Garvey suggested that deciding which form an infrastructure bill will take — whether through regular order or budget reconciliation — may depend on the revenue needed to pay for the bill’s actions.
Paying for the nation’s infrastructure needs is going to take multiple strategies, she said, though “anytime it could be done through incentives… that would make a difference.”
“We know that we need a robust Federal program, but there are a number of financing strategies that can be brought to the table,” she said, including public-private partnerships to deliver projects to the party best able to manage them.

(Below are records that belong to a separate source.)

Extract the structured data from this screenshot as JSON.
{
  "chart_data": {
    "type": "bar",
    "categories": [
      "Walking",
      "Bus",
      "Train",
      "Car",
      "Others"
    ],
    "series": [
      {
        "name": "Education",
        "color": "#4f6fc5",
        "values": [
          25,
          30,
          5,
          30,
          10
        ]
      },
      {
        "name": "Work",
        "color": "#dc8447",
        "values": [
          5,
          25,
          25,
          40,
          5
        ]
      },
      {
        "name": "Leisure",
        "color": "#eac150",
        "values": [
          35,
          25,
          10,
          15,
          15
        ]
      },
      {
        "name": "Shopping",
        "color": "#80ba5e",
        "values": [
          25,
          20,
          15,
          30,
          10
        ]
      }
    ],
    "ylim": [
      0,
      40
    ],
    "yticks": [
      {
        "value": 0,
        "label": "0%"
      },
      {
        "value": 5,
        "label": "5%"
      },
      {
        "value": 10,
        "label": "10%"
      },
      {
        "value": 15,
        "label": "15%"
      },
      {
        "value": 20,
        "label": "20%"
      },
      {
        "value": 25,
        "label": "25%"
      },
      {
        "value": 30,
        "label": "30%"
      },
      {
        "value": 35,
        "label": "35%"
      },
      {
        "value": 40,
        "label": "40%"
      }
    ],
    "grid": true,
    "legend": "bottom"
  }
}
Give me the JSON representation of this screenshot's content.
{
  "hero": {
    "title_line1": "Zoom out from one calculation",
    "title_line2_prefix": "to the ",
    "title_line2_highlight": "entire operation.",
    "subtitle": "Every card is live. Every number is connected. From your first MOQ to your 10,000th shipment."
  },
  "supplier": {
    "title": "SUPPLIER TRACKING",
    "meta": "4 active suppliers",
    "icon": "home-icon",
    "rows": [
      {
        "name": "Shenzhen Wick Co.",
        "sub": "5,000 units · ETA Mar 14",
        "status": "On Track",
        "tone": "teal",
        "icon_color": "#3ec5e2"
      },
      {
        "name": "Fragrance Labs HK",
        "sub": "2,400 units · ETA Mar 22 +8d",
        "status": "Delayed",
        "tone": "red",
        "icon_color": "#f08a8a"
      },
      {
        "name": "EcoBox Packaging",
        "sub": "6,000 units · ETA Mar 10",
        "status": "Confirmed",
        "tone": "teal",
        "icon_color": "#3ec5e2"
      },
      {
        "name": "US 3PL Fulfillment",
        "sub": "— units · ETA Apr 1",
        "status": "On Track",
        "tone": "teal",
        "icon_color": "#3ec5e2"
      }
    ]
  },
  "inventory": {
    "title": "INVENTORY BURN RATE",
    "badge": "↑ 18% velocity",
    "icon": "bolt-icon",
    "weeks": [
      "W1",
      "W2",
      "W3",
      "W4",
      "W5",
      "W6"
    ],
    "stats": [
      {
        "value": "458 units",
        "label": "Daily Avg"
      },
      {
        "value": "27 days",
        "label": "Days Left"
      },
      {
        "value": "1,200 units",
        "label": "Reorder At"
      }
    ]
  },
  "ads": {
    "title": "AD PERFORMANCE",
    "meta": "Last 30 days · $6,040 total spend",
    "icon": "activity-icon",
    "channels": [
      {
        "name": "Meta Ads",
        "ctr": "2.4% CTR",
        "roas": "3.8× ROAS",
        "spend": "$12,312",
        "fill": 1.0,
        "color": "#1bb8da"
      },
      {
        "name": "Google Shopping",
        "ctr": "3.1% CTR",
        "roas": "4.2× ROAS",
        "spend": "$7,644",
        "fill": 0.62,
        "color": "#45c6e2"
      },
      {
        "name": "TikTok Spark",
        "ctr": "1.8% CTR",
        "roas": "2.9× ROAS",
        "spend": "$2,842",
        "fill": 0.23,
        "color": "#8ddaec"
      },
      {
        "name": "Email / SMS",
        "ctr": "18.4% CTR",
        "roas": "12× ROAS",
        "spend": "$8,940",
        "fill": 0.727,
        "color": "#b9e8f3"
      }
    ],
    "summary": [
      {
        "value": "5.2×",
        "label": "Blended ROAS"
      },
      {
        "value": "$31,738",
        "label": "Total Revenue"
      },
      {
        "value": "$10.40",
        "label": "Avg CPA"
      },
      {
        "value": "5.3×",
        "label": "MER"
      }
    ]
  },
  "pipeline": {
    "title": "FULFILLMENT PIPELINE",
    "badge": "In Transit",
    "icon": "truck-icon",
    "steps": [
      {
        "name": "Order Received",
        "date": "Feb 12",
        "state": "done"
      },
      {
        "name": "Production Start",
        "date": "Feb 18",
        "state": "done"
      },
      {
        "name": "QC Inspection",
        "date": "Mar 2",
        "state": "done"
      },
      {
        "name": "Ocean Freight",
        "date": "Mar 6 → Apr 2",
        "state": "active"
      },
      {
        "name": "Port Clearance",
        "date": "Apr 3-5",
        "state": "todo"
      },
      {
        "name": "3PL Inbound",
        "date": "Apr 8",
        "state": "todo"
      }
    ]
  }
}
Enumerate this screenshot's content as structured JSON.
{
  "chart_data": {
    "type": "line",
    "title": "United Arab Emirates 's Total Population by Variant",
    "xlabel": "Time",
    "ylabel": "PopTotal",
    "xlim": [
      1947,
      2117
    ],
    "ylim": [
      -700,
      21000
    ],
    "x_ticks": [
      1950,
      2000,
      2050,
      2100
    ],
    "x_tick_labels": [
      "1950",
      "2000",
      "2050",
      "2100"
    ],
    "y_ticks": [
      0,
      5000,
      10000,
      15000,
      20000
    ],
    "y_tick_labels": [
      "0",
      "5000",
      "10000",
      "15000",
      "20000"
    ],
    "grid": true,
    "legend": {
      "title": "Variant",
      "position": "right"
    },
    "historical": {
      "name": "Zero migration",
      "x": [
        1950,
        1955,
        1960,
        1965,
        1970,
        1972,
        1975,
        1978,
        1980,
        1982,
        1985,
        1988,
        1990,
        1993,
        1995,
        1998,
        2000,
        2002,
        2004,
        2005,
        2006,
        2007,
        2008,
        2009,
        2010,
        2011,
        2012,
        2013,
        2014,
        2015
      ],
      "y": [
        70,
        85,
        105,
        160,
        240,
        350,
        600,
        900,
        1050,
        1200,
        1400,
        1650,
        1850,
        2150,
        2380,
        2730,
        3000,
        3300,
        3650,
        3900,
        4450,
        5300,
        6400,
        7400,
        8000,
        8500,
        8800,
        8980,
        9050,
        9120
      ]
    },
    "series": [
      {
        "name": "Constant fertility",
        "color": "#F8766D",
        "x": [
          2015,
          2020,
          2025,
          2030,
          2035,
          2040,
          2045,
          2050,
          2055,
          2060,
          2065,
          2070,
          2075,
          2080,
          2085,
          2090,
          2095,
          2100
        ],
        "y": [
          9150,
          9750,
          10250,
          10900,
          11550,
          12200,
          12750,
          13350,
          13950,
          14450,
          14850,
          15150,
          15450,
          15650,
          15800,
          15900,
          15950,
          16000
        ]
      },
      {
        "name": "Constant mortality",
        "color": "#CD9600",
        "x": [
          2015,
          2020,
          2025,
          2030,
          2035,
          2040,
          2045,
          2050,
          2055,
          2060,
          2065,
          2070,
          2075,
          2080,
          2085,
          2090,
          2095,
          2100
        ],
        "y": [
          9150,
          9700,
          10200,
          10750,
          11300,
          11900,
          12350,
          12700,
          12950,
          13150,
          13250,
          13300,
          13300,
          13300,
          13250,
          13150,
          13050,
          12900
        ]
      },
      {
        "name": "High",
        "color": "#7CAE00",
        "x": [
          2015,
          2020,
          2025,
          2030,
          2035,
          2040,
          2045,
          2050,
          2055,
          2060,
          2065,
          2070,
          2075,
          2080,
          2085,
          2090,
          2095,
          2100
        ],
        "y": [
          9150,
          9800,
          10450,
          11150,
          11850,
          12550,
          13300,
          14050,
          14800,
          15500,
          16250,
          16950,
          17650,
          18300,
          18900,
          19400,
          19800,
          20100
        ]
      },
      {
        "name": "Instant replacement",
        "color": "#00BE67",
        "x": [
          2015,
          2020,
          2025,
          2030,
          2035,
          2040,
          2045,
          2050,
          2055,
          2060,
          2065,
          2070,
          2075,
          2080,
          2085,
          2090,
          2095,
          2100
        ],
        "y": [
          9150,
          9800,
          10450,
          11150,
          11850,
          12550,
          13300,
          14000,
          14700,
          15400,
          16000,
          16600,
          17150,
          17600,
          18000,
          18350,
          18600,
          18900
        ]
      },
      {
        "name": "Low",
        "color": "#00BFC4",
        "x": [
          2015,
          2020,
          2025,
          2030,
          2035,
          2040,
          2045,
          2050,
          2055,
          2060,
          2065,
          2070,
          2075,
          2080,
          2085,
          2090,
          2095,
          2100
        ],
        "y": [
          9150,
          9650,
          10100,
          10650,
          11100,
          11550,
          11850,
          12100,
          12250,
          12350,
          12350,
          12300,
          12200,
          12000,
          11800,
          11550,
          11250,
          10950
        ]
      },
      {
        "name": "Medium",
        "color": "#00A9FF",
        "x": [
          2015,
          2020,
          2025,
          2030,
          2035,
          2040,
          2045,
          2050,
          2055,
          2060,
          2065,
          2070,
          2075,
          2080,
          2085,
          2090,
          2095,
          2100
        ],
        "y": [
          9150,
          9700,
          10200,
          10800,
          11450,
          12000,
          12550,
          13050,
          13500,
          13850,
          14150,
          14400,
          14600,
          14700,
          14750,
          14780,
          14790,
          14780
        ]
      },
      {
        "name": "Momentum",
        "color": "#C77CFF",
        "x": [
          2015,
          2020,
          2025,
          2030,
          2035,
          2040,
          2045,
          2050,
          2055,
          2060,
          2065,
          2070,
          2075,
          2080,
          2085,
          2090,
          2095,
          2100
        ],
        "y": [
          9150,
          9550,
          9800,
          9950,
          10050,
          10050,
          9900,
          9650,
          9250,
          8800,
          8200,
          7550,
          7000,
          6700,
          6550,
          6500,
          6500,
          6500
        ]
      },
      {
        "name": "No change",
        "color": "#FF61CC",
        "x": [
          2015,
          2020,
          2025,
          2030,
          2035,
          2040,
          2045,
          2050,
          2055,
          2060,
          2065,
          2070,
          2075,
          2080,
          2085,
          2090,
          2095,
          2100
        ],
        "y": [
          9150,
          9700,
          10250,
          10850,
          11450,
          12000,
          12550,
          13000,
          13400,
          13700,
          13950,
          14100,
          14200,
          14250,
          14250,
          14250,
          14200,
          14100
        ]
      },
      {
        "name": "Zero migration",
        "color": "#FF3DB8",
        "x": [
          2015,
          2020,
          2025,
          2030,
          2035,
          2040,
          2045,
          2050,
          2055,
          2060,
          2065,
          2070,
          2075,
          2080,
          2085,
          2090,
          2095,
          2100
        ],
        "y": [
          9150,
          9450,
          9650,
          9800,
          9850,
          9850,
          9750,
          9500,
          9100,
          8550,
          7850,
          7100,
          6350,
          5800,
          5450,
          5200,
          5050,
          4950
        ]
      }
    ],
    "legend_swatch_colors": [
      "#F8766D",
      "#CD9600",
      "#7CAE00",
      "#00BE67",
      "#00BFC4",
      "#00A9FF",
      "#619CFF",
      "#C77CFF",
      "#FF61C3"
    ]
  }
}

Risk-sharing financial and operating partnerships have increased the acceleration of delivery of infrastructure projects and helped to maintain existing infrastructure at a higher standard. Through the use of public/private infrastructure partnerships, like green bonds financing utility and energy plants in California and risk-sharing partnership projects in Miami and at LaGuardia Airport, Garvey said there is more opportunity to reduce the size of the infrastructure bill at the federal level and opt for some bipartisan negotiation.
But while there will always be a focus on new projects and new priorities, transportation, including maintenance of the nation’s existing transportation systems, is certainly the nation’s most capital intensive and high-cost infrastructure investment. Much of the country’s transportation infrastructure is maintained with a federal fuel tax, first created in the early 1930s at 1 cent per gallon and currently sitting at 18.4 cents per gallon.
Shuster believes that a change in this fuel tax to a vehicle-miles-traveled tax, along with a one-time increase in government tax to make the transition, would not only be more fair but would assist in transportation planning. He suggested a change to this type of tax could increase funding by capturing more users, including electric and hybrid cars, as well as achieving revenue from non-motor users, like taxing bike tires.
“If you use the system, you pay for the system,” Shuster said.
Since 2018, the Eastern Transportation Coalition has done a series of vehicle pilots, including multi-state pilots, as a demonstration to help comprehend what a vehicle-miles-traveled tax could mean for personal wallets and households. Pilots like these are important as a transition away from the gas tax would be quite a big change.
“People get the concept of user-pay…. but are not convinced that we have a problem,” said Patricia Hendren, executive director of the Coalition.
“The fuel tax is a blunt way of assessing use of the system,” Hendren said while warning that while future solutions need to address both passenger vehicles and trucks, cargo trucks are likely to balk at a vehicle-miles-traveled approach, at least initially.
Even the separate pieces of infrastructure policy are a challenge to negotiate in today’s environment. At this point, what will eventually happen to pass and fund a larger infrastructure bill in Congress will depend on stakeholders, priorities, and pay fors.